For a student who lives in the dorms and eats in an on-campus dining hall, there isn’t much of an issue. Even if a refund was expected for some living expenses, the day-to-day problems are handled.
But those who live in an apartment and need to stock their kitchens, all using the refund they receive after their student aid posts and tuition is deducted, could be looking for other solutions.
“What we are informing students about is the delay in funding of the state grant program due to the fact the state has not yet passed the budget. We are allowing students to apply the grant toward their direct tuition and on-campus housing charges as an expected form of aid. In other words, it is a credit on their student account even though no funds have been received. Penn State will wait for those funds to come once the budget is passed,” said Anna Griswold, assistant vice president for undergraduate education and executive director for student aid.

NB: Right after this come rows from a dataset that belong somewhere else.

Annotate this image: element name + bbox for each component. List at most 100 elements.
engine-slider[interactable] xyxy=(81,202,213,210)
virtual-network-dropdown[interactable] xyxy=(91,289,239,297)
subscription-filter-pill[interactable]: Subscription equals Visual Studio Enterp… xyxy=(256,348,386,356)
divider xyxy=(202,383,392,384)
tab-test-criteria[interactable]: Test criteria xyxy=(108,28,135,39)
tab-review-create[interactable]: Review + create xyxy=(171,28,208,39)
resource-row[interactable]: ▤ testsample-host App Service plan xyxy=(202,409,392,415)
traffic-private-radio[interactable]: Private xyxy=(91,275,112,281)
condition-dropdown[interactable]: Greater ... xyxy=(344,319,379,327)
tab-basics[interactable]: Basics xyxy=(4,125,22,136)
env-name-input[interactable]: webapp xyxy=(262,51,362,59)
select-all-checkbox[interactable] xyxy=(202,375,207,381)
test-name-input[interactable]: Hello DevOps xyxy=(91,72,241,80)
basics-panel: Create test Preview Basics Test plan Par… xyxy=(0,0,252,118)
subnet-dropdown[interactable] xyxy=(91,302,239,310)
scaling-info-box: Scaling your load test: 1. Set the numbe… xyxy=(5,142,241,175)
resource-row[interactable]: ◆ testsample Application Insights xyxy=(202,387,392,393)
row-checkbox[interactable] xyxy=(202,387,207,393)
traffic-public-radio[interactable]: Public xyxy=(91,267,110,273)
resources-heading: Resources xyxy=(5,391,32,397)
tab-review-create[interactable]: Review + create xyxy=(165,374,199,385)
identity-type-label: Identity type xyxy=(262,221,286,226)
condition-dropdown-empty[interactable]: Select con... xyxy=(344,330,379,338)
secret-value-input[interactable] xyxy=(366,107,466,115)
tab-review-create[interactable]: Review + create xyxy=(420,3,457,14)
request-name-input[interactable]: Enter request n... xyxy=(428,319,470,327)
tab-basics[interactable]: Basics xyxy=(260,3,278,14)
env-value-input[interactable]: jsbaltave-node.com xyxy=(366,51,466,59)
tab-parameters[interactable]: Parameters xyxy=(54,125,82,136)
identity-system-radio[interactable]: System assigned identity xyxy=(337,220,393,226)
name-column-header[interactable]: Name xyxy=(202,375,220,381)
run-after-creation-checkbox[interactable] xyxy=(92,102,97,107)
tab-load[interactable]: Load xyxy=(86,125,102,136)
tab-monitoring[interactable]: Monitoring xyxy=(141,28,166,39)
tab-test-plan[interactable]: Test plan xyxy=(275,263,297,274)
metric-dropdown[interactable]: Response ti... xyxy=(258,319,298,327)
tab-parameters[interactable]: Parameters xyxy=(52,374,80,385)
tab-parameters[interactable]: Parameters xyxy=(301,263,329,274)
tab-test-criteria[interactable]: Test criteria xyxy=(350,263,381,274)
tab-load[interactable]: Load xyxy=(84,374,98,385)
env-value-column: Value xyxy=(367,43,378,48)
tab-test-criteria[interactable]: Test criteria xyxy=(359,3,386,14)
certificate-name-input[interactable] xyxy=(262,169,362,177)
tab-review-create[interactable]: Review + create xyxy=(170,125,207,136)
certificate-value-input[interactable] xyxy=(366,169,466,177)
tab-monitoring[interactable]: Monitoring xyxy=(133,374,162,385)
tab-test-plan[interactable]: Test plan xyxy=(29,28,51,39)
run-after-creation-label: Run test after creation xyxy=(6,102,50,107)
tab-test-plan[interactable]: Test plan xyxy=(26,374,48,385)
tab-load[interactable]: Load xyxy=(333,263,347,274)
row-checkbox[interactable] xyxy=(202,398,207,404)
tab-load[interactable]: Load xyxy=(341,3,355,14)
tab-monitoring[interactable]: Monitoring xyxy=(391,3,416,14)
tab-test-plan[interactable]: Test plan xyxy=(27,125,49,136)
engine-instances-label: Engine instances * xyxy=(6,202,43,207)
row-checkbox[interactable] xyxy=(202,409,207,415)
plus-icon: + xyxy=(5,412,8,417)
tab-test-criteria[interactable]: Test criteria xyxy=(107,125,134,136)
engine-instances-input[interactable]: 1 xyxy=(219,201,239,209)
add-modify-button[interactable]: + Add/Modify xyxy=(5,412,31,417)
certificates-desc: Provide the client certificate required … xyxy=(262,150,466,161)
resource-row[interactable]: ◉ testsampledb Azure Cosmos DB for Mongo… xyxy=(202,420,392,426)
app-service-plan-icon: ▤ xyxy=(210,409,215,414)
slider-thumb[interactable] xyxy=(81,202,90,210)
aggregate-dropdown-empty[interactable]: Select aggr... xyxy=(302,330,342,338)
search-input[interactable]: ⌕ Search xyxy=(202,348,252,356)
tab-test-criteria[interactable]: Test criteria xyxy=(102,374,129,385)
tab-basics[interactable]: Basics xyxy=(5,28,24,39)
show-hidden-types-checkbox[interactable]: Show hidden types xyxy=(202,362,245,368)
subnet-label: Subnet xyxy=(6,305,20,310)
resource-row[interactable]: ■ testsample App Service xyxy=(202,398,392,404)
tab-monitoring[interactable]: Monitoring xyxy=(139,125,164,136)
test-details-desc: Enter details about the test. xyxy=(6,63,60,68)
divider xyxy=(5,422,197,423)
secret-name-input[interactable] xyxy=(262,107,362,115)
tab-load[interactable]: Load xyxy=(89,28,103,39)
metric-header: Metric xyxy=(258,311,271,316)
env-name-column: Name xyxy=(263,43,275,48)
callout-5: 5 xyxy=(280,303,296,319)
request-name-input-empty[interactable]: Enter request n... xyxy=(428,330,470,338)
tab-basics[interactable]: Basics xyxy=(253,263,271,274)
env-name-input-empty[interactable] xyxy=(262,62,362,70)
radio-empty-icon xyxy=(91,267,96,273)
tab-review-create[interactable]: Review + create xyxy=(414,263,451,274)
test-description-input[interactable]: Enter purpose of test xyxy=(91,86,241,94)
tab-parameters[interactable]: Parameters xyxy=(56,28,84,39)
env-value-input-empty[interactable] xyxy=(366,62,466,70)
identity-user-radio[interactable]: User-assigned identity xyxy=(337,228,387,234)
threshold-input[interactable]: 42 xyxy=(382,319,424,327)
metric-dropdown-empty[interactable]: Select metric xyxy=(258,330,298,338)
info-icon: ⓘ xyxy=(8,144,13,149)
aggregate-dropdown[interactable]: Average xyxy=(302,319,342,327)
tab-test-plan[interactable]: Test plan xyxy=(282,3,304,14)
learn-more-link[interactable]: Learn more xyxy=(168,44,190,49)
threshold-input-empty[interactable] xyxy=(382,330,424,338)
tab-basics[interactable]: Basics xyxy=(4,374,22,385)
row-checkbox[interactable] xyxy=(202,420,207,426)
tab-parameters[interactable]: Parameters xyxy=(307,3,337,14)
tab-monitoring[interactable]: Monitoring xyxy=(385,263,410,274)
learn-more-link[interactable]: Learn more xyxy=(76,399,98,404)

“For some students who have other forms of financial aid that covers tuition, and are expecting a direct disbursement of their state grant to help with books or off-campus living expenses, the university is unable to issue a direct disbursement or ‘refund’ of the expected grant. This is because the state grant funding has not yet been sent to Penn State, or to other Pennsylvania colleges and universities,” she said.
The issue is the latest impact from the budget stalemate.
Gov. Tom Wolf had pledged a giant bump in funding to Penn State and other education instituions, both at the school district and higher ed levels. But Republicans in the legislature, with Senate Majority Leader Jake Corman, R-Benner Township, at the lead, are adamant that the best way to help all Pennsylvanians, including students and schools, is to resolve the ongoing pension issue.
Predictably, as the two sides are locking horns, Corman laid the blame for the refund issue at Wolf’s door.
“This is the problem with what the governor did by vetoing the entire budget,” he said, claiming that his side’s most recent proposal would have allowed the “money to move through the system.”
“He's had our offer for over a week, a major concession, major compromise. We said to the governor that if he accepts our revised pension plan that we put forward to him, we would find $300 million more for basic education. That's a victory in both directions for the schools,” said Corman. “It might not be to his perfect liking, but that's divided government.”
Wolf, on the other hand, has held tight to his proposal, wanting to up education funding by $2 billion over four years.
“We need to invest in education,” he said when he was talking about the subject at Wingate Elementary in March.